Paisley, of Milford, Mich., is a senior. She and math teacher James Woodruff were leading a group of eight Cranbrook Kingswood sophomores, including Penske, through the Unaka Range when the storm hit Friday.

Paisley had gone on the annual camping trip when she was a sophomore. Now, trained in CPR and first aid, she was ready.

But no one expected such a vicious, pounding blizzard - although a National Park Service official said yesterday that the students and counselors had been warned of the approaching storm and urged to cancel their hike.

"It was snowing but we had no idea it would snow so much," Penske said. "We just stayed on the trail, and thought it would stop. . . . It probably snowed three feet."

The snow continued Saturday as the group tried to get back down the mountain, back to safety. The going was nearly impossible.

"You couldn't see five feet in front of your face," Penske said.

Just finding the trail, Paisley said, was a challenge. Marks blazed on trees disappeared under the snow.

Then student Danielle Swank, who was having more trouble than the other students, fell behind. Woodruff also fell away from the group, apparently staying with Swank.

"We lost them somehow," Paisley said. "We waited an hour or two and then went ahead."

Paisley led her group, now eight students including herself, for several hours, struggling to get off a relatively unprotected ridge. As darkness approached on Saturday, they unfolded the tarps they were carrying and built a shelter, and huddled together for warmth. Fear deepened the cold.

Some of the students were "freaking out," Paisley said. "But I realized I couldn't. I had to tell them they'd live."

Sunday dawned. Paisley's training said: Keep going. But there were new problems. Several of the students had removed their boots before crawling into their sleeping bags.

Snow and cold air, penetrating into the shelter, had frozen the boots solid, and there was no way to get them back on. They wrapped their feet with what materials they had and forged on.

But at about 4 p.m.
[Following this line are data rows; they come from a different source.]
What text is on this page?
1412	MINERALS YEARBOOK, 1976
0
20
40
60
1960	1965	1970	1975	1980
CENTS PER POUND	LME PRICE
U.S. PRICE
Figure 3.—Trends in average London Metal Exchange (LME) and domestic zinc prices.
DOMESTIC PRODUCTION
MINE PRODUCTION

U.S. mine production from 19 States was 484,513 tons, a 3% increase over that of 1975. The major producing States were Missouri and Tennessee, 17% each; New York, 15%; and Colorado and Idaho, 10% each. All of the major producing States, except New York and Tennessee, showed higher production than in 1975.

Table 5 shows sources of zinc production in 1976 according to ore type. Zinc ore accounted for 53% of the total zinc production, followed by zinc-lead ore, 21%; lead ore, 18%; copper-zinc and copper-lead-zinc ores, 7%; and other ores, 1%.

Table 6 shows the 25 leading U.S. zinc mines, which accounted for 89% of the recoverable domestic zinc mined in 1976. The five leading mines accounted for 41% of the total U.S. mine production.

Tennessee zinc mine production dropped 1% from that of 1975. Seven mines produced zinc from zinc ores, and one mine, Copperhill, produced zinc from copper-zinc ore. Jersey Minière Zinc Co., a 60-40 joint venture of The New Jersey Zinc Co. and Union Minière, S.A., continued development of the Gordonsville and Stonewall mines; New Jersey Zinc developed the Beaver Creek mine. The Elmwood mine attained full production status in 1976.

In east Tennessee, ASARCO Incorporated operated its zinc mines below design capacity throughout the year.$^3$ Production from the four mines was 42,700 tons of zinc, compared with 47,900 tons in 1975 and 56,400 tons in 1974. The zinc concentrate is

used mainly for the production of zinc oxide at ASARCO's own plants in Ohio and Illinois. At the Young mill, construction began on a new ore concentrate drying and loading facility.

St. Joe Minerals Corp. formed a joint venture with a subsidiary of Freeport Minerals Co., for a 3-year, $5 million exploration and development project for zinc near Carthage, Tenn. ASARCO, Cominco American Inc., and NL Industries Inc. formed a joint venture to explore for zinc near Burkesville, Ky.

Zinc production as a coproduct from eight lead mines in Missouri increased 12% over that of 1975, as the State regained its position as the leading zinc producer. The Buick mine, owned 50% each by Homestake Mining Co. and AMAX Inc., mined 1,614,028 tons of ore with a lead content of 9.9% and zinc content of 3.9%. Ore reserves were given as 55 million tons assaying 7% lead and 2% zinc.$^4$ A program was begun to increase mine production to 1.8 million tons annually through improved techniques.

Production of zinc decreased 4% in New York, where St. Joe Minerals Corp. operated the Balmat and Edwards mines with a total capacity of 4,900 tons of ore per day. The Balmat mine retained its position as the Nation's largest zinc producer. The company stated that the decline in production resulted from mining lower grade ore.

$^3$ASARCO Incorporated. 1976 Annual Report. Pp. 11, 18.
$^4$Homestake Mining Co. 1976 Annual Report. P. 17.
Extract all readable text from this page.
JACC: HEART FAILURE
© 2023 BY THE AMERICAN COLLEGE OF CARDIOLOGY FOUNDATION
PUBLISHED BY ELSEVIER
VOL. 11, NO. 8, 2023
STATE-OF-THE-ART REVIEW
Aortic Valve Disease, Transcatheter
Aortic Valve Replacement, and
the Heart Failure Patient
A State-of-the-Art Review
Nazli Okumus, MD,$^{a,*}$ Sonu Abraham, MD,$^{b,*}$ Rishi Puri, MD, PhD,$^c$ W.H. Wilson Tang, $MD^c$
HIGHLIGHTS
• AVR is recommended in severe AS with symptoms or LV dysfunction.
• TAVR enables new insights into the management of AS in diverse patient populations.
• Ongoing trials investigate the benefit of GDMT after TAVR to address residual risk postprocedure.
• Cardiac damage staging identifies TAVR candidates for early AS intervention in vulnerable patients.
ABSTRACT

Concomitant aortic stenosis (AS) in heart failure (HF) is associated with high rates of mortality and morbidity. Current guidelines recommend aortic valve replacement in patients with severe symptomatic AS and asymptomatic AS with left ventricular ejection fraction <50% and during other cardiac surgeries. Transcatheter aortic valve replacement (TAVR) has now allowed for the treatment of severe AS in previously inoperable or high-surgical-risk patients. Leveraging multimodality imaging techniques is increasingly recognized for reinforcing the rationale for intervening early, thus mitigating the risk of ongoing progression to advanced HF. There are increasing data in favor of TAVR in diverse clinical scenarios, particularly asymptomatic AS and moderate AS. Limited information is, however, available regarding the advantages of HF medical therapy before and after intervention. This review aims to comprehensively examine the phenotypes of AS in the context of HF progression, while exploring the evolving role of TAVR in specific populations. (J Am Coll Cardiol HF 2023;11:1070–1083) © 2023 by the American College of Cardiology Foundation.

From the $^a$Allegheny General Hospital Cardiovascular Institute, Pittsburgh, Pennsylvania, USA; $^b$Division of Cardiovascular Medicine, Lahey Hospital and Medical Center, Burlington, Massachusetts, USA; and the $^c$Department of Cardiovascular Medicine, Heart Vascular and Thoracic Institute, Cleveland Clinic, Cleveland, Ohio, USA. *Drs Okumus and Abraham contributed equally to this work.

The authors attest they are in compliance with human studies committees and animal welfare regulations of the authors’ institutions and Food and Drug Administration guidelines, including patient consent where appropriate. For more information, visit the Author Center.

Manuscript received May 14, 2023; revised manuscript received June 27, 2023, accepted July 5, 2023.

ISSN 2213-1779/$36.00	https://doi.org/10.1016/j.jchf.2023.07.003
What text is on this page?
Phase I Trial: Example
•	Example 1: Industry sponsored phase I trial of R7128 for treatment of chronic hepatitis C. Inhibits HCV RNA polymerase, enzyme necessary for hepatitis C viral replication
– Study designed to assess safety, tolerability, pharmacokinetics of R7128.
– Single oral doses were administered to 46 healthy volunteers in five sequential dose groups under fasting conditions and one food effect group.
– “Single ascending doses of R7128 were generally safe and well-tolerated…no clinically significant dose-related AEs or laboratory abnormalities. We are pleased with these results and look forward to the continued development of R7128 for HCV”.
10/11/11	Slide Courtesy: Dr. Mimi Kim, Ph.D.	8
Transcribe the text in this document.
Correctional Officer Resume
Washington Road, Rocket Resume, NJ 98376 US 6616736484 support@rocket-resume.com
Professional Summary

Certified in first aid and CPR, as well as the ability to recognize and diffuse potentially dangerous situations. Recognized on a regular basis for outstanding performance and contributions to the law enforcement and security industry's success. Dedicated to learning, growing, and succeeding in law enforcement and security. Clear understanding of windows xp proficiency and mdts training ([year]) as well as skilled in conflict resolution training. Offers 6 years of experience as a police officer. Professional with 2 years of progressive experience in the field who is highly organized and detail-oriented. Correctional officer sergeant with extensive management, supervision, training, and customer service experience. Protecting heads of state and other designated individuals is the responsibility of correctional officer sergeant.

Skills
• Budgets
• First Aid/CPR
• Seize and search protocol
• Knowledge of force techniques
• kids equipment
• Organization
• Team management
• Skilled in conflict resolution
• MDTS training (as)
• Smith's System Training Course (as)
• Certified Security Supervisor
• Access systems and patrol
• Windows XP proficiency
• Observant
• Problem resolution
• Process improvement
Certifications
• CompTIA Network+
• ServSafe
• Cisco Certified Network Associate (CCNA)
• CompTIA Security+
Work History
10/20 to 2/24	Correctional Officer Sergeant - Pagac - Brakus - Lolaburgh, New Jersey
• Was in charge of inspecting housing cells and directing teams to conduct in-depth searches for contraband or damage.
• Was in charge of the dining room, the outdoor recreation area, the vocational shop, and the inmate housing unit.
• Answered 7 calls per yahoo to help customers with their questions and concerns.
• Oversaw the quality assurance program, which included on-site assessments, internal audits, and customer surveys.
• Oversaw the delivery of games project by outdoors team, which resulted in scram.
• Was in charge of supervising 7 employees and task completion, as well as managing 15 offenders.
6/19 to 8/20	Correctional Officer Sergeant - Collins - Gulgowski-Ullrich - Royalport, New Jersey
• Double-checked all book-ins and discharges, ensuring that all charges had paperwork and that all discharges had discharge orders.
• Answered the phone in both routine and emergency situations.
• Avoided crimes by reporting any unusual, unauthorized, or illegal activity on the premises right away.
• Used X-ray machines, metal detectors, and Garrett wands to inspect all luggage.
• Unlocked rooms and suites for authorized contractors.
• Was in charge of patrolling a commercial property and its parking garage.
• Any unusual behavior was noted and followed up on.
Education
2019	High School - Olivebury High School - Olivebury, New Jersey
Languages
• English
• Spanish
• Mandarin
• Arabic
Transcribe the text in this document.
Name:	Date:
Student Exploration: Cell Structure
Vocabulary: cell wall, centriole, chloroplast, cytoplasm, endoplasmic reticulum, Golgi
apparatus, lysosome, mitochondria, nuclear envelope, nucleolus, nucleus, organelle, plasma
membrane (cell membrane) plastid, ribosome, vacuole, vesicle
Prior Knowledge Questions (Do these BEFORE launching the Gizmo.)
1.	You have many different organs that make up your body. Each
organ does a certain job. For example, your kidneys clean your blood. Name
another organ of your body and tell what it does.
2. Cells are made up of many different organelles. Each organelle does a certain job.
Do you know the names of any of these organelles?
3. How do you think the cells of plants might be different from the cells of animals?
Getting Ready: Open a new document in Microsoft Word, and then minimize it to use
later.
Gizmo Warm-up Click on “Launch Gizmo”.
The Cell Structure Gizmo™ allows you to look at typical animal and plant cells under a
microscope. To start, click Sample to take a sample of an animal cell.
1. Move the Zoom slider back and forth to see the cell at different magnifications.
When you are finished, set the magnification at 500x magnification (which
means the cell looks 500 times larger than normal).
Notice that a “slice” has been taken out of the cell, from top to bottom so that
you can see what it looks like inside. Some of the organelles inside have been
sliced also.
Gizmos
Sunday afternoon, it became clear that at least several of the students, suffering hypothermia and frostbite, could go no farther.

They built another shelter. Paisley and Penske, in the best condition, decided to try to walk the rest of the way out. They left behind their backpacks full of food, clothing and their sleeping bags. It was a big risk.

"We made sure they were OK," said Paisley. "I told them all they had to do is keep warm, and they could do that by body heat."

Several hours later - wet from their river crossings and, they knew, in serious trouble - Paisley and Penske came across the fishermen whose four-wheel drive trucks were stuck in the drifting snow on a back road.

Early yesterday morning, the National Guard came across the fishermen and their student guests. They rode into a Tellico Plains rescue station in a tank, Penske said.

After harrowing days and nights in the mountains, all in their group were rescued by yesterday, but several were suffering from severe frostbite and other exposure-related ailments.

Woodruff, separated from his students, was found by the helicopter that picked up his students. He was lying in the snow, said student Rob Molloy, 15.

"We spotted him from the helicopter," Molloy said. "He was unconscious. The doctors worried about his feet. . . . They had to cut his boots off."

Woodruff, 39, was in serious condition at the University of Tennessee Medical Center in Knoxville.

Kathryn Penske, Mark's mother, said the teenagers had no idea of the storm's historic magnitude or the massive efforts rescuers went through to find them.

When Mark called home yesterday, she said, "I'm crying and he says, `What's the matter?' "

Paisley and Penske have mild frostbite on their feet and are expected to be fine. Even after their ordeal, they were calm beyond their years.

"We're supposed to be prepared for just about everything," said Paisley. "We did a lot of praying."

-- Information from the Detroit News is included in this report.